Q: How do multi words that are written separately with other words in between influence building a model/lexicon? Especially when the training set is full of such expressions?

Jussi: This is a true challenge for any model that works on rolling windows of adjacent items. The only way to transcend this is to build models which track dependencies between items rather than adjacency.

This is of course especially true for languages that have freer word order than English! The cost for the improved precision is that the training data will become more sparse and that more data will be needed.

Q: How does the dimension size determine the precision of the model in relation to the size of the training corpus?

Jussi: If you have too small a dimensionality, you’re compressing stuff and you end up losing information.
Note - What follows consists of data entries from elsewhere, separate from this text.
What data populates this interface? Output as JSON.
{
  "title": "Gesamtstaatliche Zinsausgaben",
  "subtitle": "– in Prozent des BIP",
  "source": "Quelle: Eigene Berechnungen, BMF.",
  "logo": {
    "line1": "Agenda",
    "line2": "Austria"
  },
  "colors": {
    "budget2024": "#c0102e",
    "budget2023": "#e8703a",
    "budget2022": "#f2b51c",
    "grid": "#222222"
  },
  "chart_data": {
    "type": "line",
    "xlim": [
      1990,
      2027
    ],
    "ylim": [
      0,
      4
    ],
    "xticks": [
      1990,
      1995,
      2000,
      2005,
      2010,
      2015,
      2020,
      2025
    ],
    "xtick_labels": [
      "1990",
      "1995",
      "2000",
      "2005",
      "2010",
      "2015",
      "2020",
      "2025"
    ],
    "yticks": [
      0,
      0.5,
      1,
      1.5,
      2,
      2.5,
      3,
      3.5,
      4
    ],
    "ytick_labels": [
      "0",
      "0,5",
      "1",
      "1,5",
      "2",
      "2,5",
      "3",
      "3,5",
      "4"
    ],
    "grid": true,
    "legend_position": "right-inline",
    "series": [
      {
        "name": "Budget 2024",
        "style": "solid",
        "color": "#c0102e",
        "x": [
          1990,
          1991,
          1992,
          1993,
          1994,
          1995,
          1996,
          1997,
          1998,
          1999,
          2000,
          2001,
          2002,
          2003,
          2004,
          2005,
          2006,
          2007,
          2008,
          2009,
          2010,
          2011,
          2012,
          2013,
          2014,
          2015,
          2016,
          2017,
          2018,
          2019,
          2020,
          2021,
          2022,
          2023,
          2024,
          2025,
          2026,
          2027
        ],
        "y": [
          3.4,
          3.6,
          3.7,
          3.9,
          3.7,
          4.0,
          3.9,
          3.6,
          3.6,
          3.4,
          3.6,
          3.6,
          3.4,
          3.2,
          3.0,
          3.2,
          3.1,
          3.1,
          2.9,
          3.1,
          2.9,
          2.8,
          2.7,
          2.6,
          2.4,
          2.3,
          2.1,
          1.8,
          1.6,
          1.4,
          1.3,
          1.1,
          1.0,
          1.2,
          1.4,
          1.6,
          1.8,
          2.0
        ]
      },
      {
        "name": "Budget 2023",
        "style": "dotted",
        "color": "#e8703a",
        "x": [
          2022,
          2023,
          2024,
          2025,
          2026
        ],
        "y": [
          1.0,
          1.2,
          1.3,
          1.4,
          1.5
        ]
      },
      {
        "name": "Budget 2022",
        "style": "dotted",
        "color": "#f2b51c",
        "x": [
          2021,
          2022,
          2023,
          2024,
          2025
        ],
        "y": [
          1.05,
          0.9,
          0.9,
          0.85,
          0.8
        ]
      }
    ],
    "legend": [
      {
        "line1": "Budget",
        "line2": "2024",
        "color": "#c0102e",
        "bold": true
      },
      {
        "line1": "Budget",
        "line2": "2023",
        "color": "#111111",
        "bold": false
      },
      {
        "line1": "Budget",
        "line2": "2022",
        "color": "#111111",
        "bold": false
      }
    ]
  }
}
If you have a large enough dimensionality, given the near orthogonality of the Random Indexing or whatever model you’re using, you’re not compressing things.

The interesting thing to keep in mind about semantic spaces is that it’s only the near neighbors that are interesting. When something is a distant neighbor, it’s uninteresting. There’s sort of a semantic horizon and the local neighborhoods are where the action is.

For example, it’s not interesting to model the similarity between “pencil” and “crater on the moon”. There might be a measurable relationship in the semantic space, a geometric angle between the vectors, but it’s not interesting. There will be some much closer items around pencil that are interesting (“paper”, “writing”, etc.), but if you go beyond that, it’s not interesting.

The point is: you need to have a large enough dimensionality to accommodate these various separate local contexts. The global dimensionality is not that interesting, but if it compresses those local contexts onto each other you will lose precision.

Q: Can POS tagging be used with words to separate different POS + Word combinations, so that one ends up with different versions of the same word since they are used in different POS tags?

Jussi: One could, but training data will become sparser, and the utility of predetermined POS classes is debatable: typically the distinctions they help with are noticeable in the co-occurrence contexts anyway!